Moan for me like Helen Keller
I'm timing the release of my poops to the sound of the machine gun from the video game he's playing in the living room.
dude she has hot friends.. do you want blonde brunette or red head.. maybe asian?
what is this build-a-bear? .. just gimme one thats breathing
The 30 seconds of sex was almost worth it...I mean he did smoke me out and watched the princess and the frog with me
Restaurants Roasting People Who Gave Them Negative Yelp Reviews (25 Pics)
just bought 2000 rhinestones and a heart shaped stencil at Micheals...I think the cashier knows i'm Vajazzling
I just set the shake weight record at the bar. 20 mins of that crap and drinking beer through a straw will get the job done. I also bet the bartender 100 bucks I could go shot for shot with him. The date for that event is TBA.
Oh, and I'm only keeping her around till spring. Doing the hunt for cunt is too tough in 12" of snow.
He's going to let me keep his bowl in my car. Does that make us Facebook official?
six ambien and a bong later...he was calling me blueberry princess who need rescuing from the evil oven, and he was sir Eatsalot.

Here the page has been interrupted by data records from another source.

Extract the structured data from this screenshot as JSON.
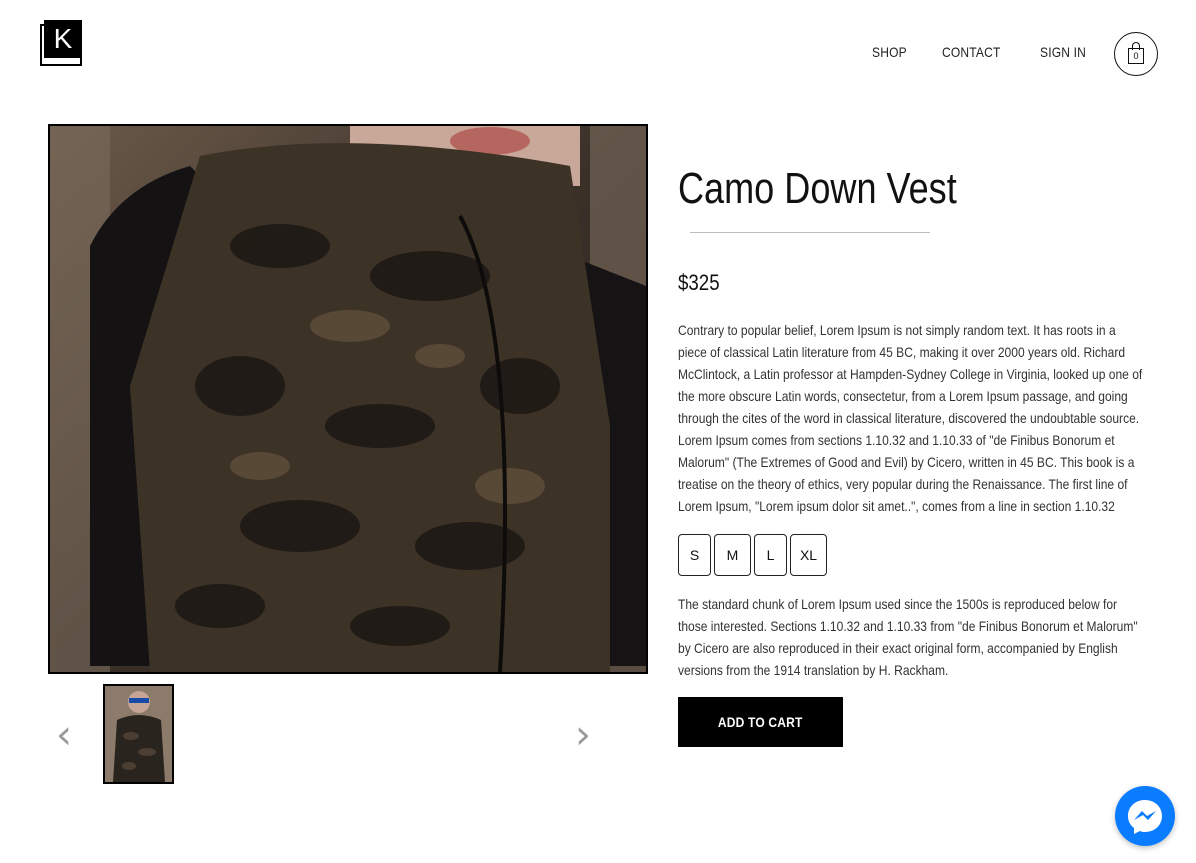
{
  "header": {
    "logo_letter": "K",
    "nav": [
      "SHOP",
      "CONTACT",
      "SIGN IN"
    ],
    "cart_count": "0"
  },
  "product": {
    "title": "Camo Down Vest",
    "price": "$325",
    "description": "Contrary to popular belief, Lorem Ipsum is not simply random text. It has roots in a piece of classical Latin literature from 45 BC, making it over 2000 years old. Richard McClintock, a Latin professor at Hampden-Sydney College in Virginia, looked up one of the more obscure Latin words, consectetur, from a Lorem Ipsum passage, and going through the cites of the word in classical literature, discovered the undoubtable source. Lorem Ipsum comes from sections 1.10.32 and 1.10.33 of \"de Finibus Bonorum et Malorum\" (The Extremes of Good and Evil) by Cicero, written in 45 BC. This book is a treatise on the theory of ethics, very popular during the Renaissance. The first line of Lorem Ipsum, \"Lorem ipsum dolor sit amet..\", comes from a line in section 1.10.32",
    "sizes": [
      "S",
      "M",
      "L",
      "XL"
    ],
    "details": "The standard chunk of Lorem Ipsum used since the 1500s is reproduced below for those interested. Sections 1.10.32 and 1.10.33 from \"de Finibus Bonorum et Malorum\" by Cicero are also reproduced in their exact original form, accompanied by English versions from the 1914 translation by H. Rackham.",
    "add_to_cart": "ADD TO CART"
  },
  "gallery": {
    "prev_icon": "‹",
    "next_icon": "›"
  },
  "colors": {
    "accent": "#000000",
    "messenger": "#0a7cff"
  }
}
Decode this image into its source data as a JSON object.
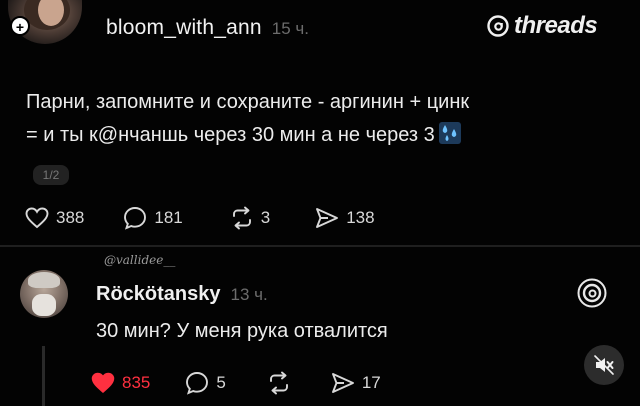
{
  "post": {
    "username": "bloom_with_ann",
    "time": "15 ч.",
    "brand": "threads",
    "plus_badge": "+",
    "text_line1": "Парни, запомните и сохраните - аргинин + цинк",
    "text_line2": "= и ты к@нчаншь через 30 мин а не через 3",
    "page_indicator": "1/2",
    "likes": "388",
    "comments": "181",
    "reposts": "3",
    "shares": "138"
  },
  "reply": {
    "via": "@vallidee__",
    "username": "Röckötansky",
    "time": "13 ч.",
    "text": "30 мин? У меня рука отвалится",
    "likes": "835",
    "comments": "5",
    "shares": "17",
    "like_color": "#ff3040"
  },
  "icons": {
    "threads_logo": "threads-logo-icon",
    "heart": "heart-icon",
    "comment": "comment-icon",
    "repost": "repost-icon",
    "share": "share-icon",
    "mute": "muted-speaker-icon",
    "water": "sweat-droplets-icon"
  }
}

Woman Posts Harassing DMs From Creep Online, Now He’s Upset Because People Told His Mom
He made me cum 7 times AND I nearly drowned him during that 69 in the back of a ford focus. Yeah I should get my gynocologist.
I've never felt more disgusting in my life. And I'm including the time I snuggled that homeless woman in the puddle of my whiskey vomit.
All I really remember is shouting "THANKS FOR LETTING ME MAKE OUT WITH YOUR GIRLFRIEND."
What can I say? You have this amazing power over straight girls.
My inner pteradactyl is also confused.
I was walking back to the dorm and was made fun of for wearing a coat. I'M SORRY I CARE ABOUT MY WELL BEING.
I found three naked dudes in your bed this morning. Did we have a really weird break in or do you need to tell me something?